Effective IT project management is all about asking the right questions. What better time for this than before the project begins? Below are some suggestions from experts in the field to make you the most in-touch IT project manager you can be.

Prepare for an IT project by understanding the topics

Lenny Zeltser is an experienced IT and security professional and a senior faculty member at . He also runs a blog on the latest trends in information security. He suggests that IT professionals ensure the deliverable is useful and that the client values their work before deciding whether to take the project. To do that, he recommends focusing on these topics when discussing a new project:

Help the client understand and articulate what's important to them. Has the client engaged providers in similar projects before? If so, what did they like about the outcome of that work? What do they wish they could have changed?

Start defining procedures for changing the scope. Ask the client whom you contact first if the work goes beyond the scope and which people should be involved in keeping the project on track and on budget.

Understand client's success criteria. What top three factors does the client examine to confirm that the project is a success? What aspects of the work should be monitored closely to keep the project on track for success by this measure?

In other words, get a feel for the client and their needs. You should know specifically what they want you to do for them. Start with their initial idea, understand how it might change, and know when they will consider the project complete and successful.

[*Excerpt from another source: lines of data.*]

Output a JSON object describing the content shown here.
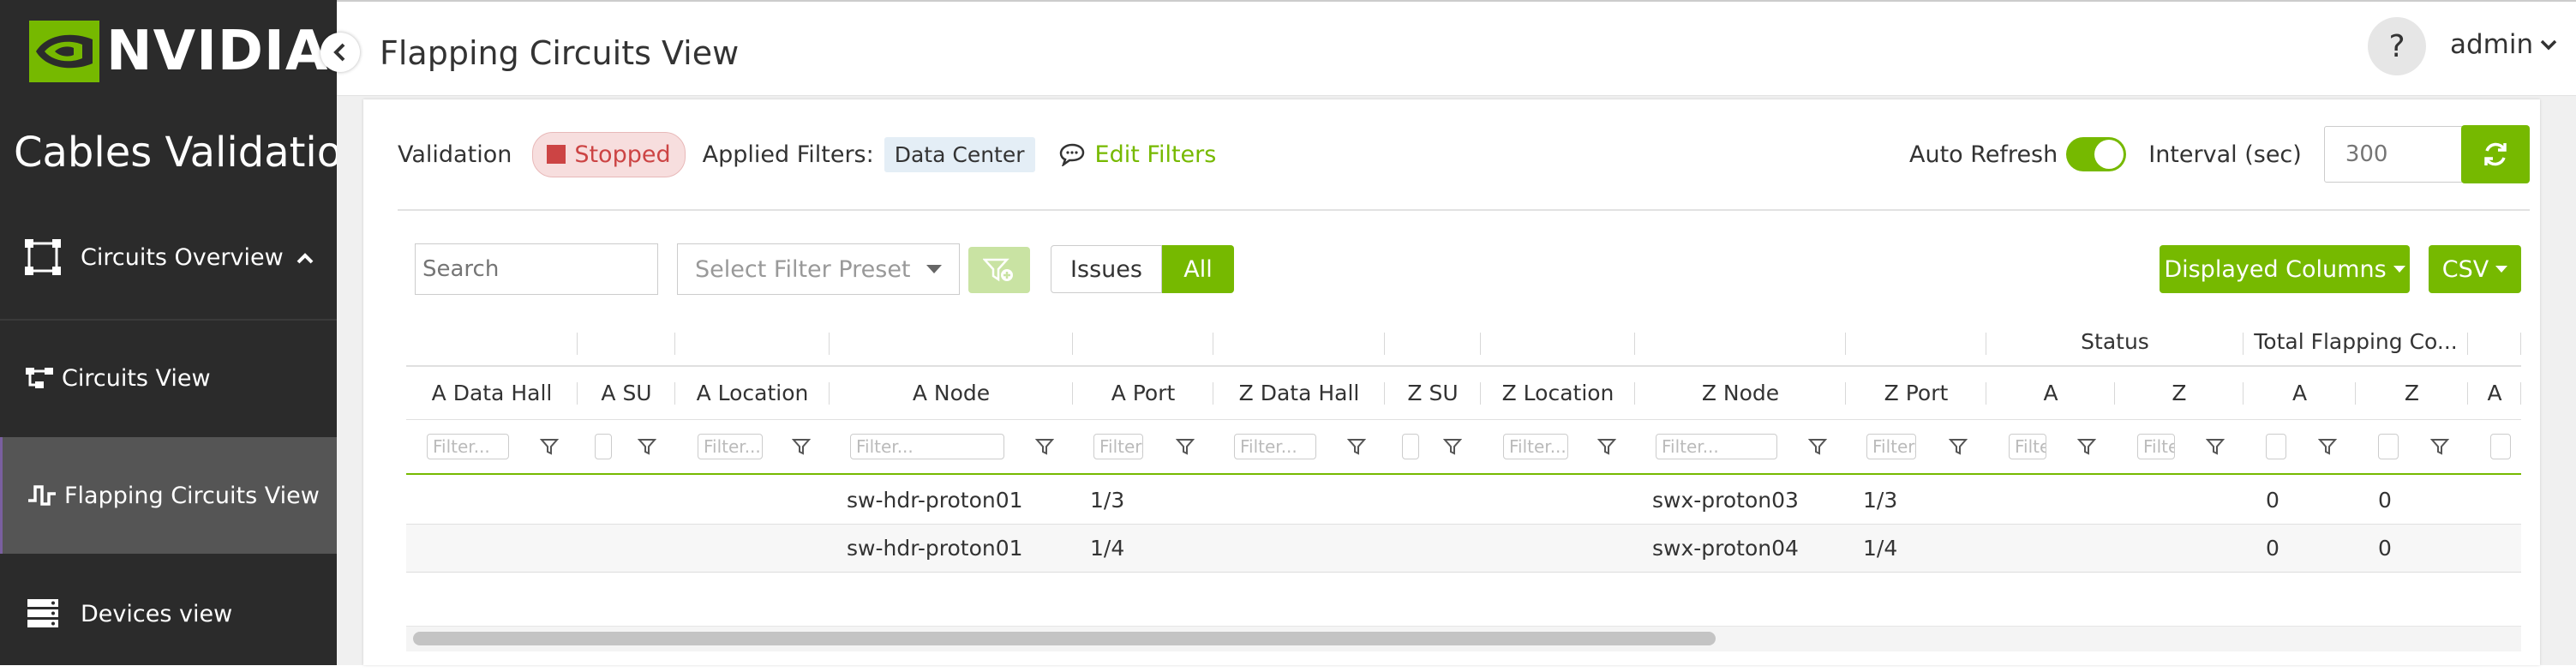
{
  "brand": {
    "logo_text": "NVIDIA",
    "accent": "#76b900"
  },
  "sidebar": {
    "app_title": "Cables Validation",
    "section": {
      "label": "Circuits Overview",
      "icon": "circuits-overview-icon"
    },
    "items": [
      {
        "label": "Circuits View",
        "icon": "circuits-view-icon"
      },
      {
        "label": "Flapping Circuits View",
        "icon": "flapping-icon",
        "active": true
      },
      {
        "label": "Devices view",
        "icon": "devices-icon"
      }
    ]
  },
  "header": {
    "title": "Flapping Circuits View",
    "help": "?",
    "user": "admin"
  },
  "toolbar": {
    "validation_label": "Validation",
    "status": "Stopped",
    "applied_filters_label": "Applied Filters:",
    "filter_chip": "Data Center",
    "edit_filters": "Edit Filters",
    "auto_refresh_label": "Auto Refresh",
    "auto_refresh_on": true,
    "interval_label": "Interval (sec)",
    "interval_placeholder": "300"
  },
  "controls": {
    "search_placeholder": "Search",
    "preset_placeholder": "Select Filter Preset",
    "issues": "Issues",
    "all": "All",
    "displayed_columns": "Displayed Columns",
    "csv": "CSV"
  },
  "table": {
    "group_headers": {
      "status": "Status",
      "flapping": "Total Flapping Co..."
    },
    "columns": [
      "A Data Hall",
      "A SU",
      "A Location",
      "A Node",
      "A Port",
      "Z Data Hall",
      "Z SU",
      "Z Location",
      "Z Node",
      "Z Port",
      "A",
      "Z",
      "A",
      "Z",
      "A"
    ],
    "filter_placeholder": "Filter...",
    "rows": [
      {
        "a_data_hall": "",
        "a_su": "",
        "a_location": "",
        "a_node": "sw-hdr-proton01",
        "a_port": "1/3",
        "z_data_hall": "",
        "z_su": "",
        "z_location": "",
        "z_node": "swx-proton03",
        "z_port": "1/3",
        "status_a": "",
        "status_z": "",
        "flap_a": "0",
        "flap_z": "0"
      },
      {
        "a_data_hall": "",
        "a_su": "",
        "a_location": "",
        "a_node": "sw-hdr-proton01",
        "a_port": "1/4",
        "z_data_hall": "",
        "z_su": "",
        "z_location": "",
        "z_node": "swx-proton04",
        "z_port": "1/4",
        "status_a": "",
        "status_z": "",
        "flap_a": "0",
        "flap_z": "0"
      }
    ]
  }
}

10 specific questions every IT project manager should ask

Paul Williams is the executive managing partner of Think for a Change, LLC and an experienced project manager in information technology and business initiatives. He suggests that IT project managers consider asking their clients the following questions:

  • Why are we doing this project?
  • What does “done” look like at the end of the project?
  • What kind of information or data do you need to make decisions and how often would you like that information?
  • Are you willing to physically sign off on the project scope and requirements?
  • How much schedule slack and budgetary reserve are you willing to allocate?
  • Will the resources be dedicated to the project or will they be shared across other projects?
  • What is most important: schedule, scope, or budget?  Why?
  • What is the escalation progression for issues, risks, decisions, etc.?
  • How much variance from plan (schedule or budget) are you willing to tolerate before communication or corrective action is needed?
  • Who will own the deliverable(s) of this project when it’s over?

These questions are all about getting an idea of how your client will react to certain challenges and what specific responsibilities you need to be aware of. If you know some of the answers already, focus on the ones you don’t. Arm yourself with the most knowledge you can.

How preparation helps prevent E&O lawsuits

If you don’t come through on an IT project – or if you come through in a way much different from what the client was expecting – you could be sued for wasting your client’s time and money. Although errors and omissions insurance can help cover the cost of this kind of lawsuit, it’s better to take a proactive approach and know exactly what’s expected of you from the get-go.

Of course, you should still carry E&O insurance just in case. With your awesome project management skills, you might need it to take on bigger fish in the business sea.